– Из Ланхрааса может? Расслабленный ты парень, нокоо. Не спешишь двигать ноги!
– Но ведь три месяца…
– Эйээх, это сколько? Три месяца – это вся твоя жизнь. Жизни тебе мало, нокоо! Вас тойон жалеет, как брошенную волками падаль, терпит вас, как будто золотые слезы вы. За три месяца и улитка проползет!
– Тойон, мои ноги ступали быстро, как быстро мчится бегущий от волка заяц, как падающий к добыче ястреб. Каарзымы не знали отдыха, а я спал раз в три…
– Эйээх, парень, да ты спал!? Для чего ты проснулся, парень? Я смотрю на твои ноги и думаю – а есть ли они у тебя?
– Что? Есть…
– Зачем они тебе?
– Я же спешил скорее ветра, тойон, разве можно быстрее?!
– Много слов из тебя сыпется, нокоо, да все на пол падают. Тебе было время?
– Было, той…
– Ты опоздал?
– На полтора часа, то…
– Плати взыскание, – послышался какой-то звон, это нерадивому почтальону вручили штрафную метку.
– Тойон…
– Следующие пять походов будешь ходить бесплатно.
– Но ведь это до конца зимы, тойон! Что я буду есть?
– Ситимэх, задиристый парень! Ты ел в этой жизни достаточно! Следующий.
– Тойон, да как же?!..
– Следующий!
Почтальона вытолкали в приемную. Он скользнул мутным взглядом по Джэйгэ, по вжавшейся в стены толпе, но вряд ли увидел хоть что-то.

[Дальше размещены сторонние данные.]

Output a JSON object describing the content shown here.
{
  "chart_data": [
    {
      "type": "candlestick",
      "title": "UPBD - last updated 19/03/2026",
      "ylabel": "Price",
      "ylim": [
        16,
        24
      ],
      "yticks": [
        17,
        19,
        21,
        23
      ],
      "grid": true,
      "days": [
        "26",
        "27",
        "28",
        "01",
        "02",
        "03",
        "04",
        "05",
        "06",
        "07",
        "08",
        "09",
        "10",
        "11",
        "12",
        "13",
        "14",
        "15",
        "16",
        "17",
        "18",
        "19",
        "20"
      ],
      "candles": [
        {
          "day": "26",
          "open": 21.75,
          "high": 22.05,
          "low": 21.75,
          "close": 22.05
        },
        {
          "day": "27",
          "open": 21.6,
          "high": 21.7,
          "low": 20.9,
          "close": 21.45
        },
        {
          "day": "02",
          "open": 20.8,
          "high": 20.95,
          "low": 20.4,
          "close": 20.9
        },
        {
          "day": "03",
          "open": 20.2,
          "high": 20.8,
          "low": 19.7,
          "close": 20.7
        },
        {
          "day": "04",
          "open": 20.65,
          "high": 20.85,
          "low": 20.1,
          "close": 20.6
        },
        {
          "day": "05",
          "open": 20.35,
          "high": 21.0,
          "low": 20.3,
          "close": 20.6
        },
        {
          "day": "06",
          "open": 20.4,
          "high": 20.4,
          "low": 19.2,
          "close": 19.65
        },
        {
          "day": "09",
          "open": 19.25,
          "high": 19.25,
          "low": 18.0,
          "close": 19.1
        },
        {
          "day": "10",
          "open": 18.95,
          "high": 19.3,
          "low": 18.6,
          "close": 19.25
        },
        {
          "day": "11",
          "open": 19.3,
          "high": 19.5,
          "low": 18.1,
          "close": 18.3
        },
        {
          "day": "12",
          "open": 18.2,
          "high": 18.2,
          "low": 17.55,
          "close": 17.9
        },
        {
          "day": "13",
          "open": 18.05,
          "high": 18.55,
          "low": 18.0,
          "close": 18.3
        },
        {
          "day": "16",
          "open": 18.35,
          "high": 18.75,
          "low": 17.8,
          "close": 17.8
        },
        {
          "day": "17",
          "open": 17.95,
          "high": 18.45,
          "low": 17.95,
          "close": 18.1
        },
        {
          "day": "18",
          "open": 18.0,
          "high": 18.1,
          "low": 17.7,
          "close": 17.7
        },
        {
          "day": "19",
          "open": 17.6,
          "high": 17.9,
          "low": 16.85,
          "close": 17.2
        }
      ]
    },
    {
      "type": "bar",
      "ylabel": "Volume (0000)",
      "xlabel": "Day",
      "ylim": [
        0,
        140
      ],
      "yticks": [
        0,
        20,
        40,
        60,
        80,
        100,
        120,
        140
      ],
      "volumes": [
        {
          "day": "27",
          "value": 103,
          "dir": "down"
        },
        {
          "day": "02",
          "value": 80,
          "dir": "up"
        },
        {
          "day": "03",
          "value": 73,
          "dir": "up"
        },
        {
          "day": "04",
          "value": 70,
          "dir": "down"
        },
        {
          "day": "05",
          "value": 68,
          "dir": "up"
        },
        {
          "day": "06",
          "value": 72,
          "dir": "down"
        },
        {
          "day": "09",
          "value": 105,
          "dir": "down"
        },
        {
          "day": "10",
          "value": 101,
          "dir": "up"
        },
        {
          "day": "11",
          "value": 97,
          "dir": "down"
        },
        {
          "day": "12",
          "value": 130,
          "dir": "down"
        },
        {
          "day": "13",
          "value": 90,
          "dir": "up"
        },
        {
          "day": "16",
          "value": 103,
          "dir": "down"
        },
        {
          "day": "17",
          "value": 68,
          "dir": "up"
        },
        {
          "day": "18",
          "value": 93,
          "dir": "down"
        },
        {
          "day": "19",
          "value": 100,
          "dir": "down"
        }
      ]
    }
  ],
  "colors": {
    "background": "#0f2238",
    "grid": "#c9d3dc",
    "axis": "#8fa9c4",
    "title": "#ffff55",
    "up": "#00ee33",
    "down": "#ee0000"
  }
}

Лишь ближе к вечеру, после многочисленных перерывов, очередь дошла до Джэйгэ. В кабинете начальника было тускло, дымные синеватые свечи бросали мертвецкие тени на лица, а солнечные лучи как будто избегали окна. Стены были завешаны чужеземными коврами с орнаментами пестрых расцветок, а между ними висели декоративные мечи и ножи. На покрытой шкурами лавке в углу развалился мужчина лет под шестьдесят, с опухшим, дряблым лицом. Он слез и пошел курить у окна, когда Джэйгэ переступил порог. За столом прятался второй – маленький, нос пятачком, с подрагивающими беспрерывно губами, будто их сносило ветром. Этот крутил в руках золотую чужеземную монету и беспрерывно нервически дергался. Ростом он с трудом доставал Джэйгэ до груди, а сидя – не дотягивал и до пояса, но высокомерный взгляд его смотрел не просто сверху, а откуда-то из облаков, отчего вошедший почувствовал себя тараканом, попавшимся на глаза слону, и хоть слон был карликовым, но всё же был слоном.
Джэйгэ стиснул в руках шапку и сбивчиво рассказал о своих злоключениях – говорил он тихо, надеялся в глубине души, что его не расслышат, и всё обойдется. Но стоило упомянуть о потерянных каарзымах, как вертевший монету замер, перестали истерически дергаться губы, а куривший вдохнул дыма из трубки и выпустил его в окно после того, как Джэйгэ закончил рассказ. Наступила мучительная тишина. Джэйгэ нащупал в шапке отделение, где хранились его семь золотых джагыр, сдавил монеты в кулаке.
Коротышка за столом потихоньку оживал.
– Двести ары, парень, – ледяным тоном сказал чиновник, и Джэйгэ едва не рухнул на пол от грома его голоса.
Одна золотая джагыр стоила пять ары. За год походов на почте положено было десять ары, или две джагыр, но из-за поборов получить столько получалось не всегда. Каждая ары в свою очередь стоила шестьдесят две кынгы, и такое непонятное число позволяло чиновникам и купцам вдребезги обсчитывать нищих трудяг, большинство из которых с горем пополам умели считать до десяти. Впрочем, деньги в Ооюте были в ходу больше всего в городах, а деревенские и кочевники обменивались товарами и вместо золотых монет охотнее брали шкуры и наконечники для стрел. Но корыстолюбивые купцы и в этом случае всегда находили способ оставить честного человека ни с чем.
– Двести ары?.. – повторил Джэйгэ, точно хотел отшвырнуть эти слова от себя, вернуть их отправителю.
– Двести ары счетоводу в соседней конторе. Всё с этим, – отрезал чиновник и махнул рукой, давая понять, что разговор окончен.
– Откуда у меня столько, тойон?! Я столько ары в жизни не видел!.. – голос Джэйгэ дрожал, становился то громче, то тише.
– И не увидишь, – с усмешкой заявил чиновник.